Previous studies have reported that the transfer of genetic material from one species to another may modulate the cellular functions of the recipient species50,51. Such examples include human miRNAs targeting viral genes50 and the translocation of host plant mRNAs into dodder (a parasitic plant)51. However, to our knowledge, it was still unknown whether plant miRNAs could enter mammals and modulate mammalian cell functions. By illustrating that plant miRNAs, such as MIR168a, can be delivered into animal serum and tissues through food intake and digestion and that exogenous MIR168a can target mammalian liver-specific LDLRAP1 in vitro and in vivo, the present study significantly extends our understanding of the role of miRNAs. With their robust stability and highly conserved sequences, secretory miRNAs can act not only in a cross-species, but also a cross-kingdom fashion.

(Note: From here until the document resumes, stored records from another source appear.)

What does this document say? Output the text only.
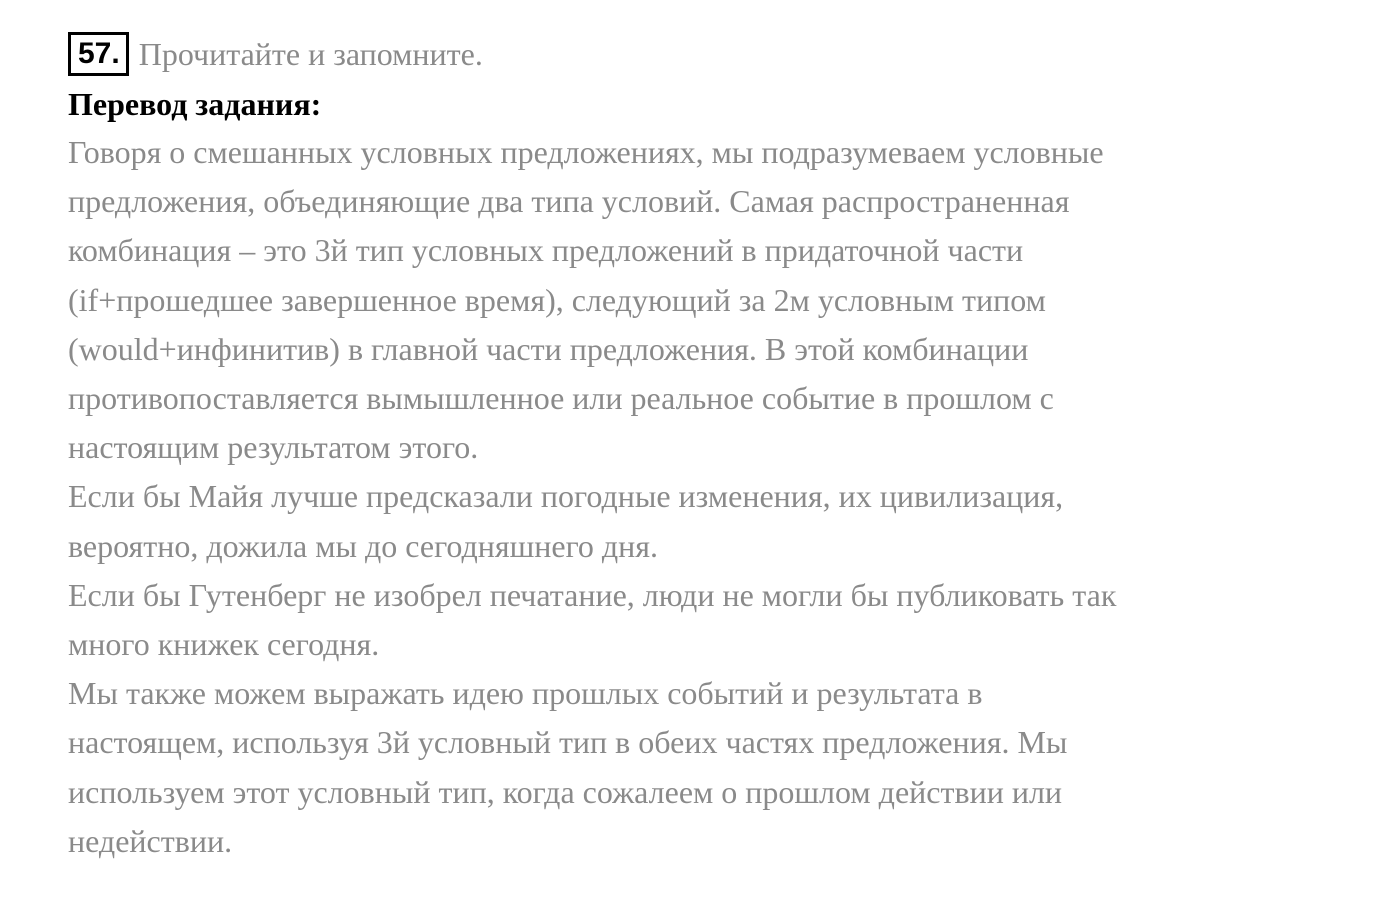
57. Прочитайте и запомните.
Перевод задания:
Говоря о смешанных условных предложениях, мы подразумеваем условные
предложения, объединяющие два типа условий. Самая распространенная
комбинация – это 3й тип условных предложений в придаточной части
(if+прошедшее завершенное время), следующий за 2м условным типом
(would+инфинитив) в главной части предложения. В этой комбинации
противопоставляется вымышленное или реальное событие в прошлом с
настоящим результатом этого.
Если бы Майя лучше предсказали погодные изменения, их цивилизация,
вероятно, дожила мы до сегодняшнего дня.
Если бы Гутенберг не изобрел печатание, люди не могли бы публиковать так
много книжек сегодня.
Мы также можем выражать идею прошлых событий и результата в
настоящем, используя 3й условный тип в обеих частях предложения. Мы
используем этот условный тип, когда сожалеем о прошлом действии или
недействии.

In this sense, miRNAs may represent a novel class of universal modulators that play an important role in mediating animal-plant interactions at the molecular level. Like vitamins, minerals and other essential nutrients derived from food sources, plant miRNAs may serve as a novel functional component of food and make a critical contribution to maintaining and shaping animal body structure and function. Extending from this concept, the intake of certain plant miRNAs generation after generation through a particular food source may leave an imprint on the genetic map of the human race.
In conclusion, the discovery of plant miRNAs and their roles in the biology of mammalian cells and animal organs represents the first evidence of cross-kingdom transfer of functionally active miRNAs and opens a new avenue to explore miRNA-mediated animal-plant interactions.
The anti GM food crowd will little comfort in this study. It shows their fears are self inflicted.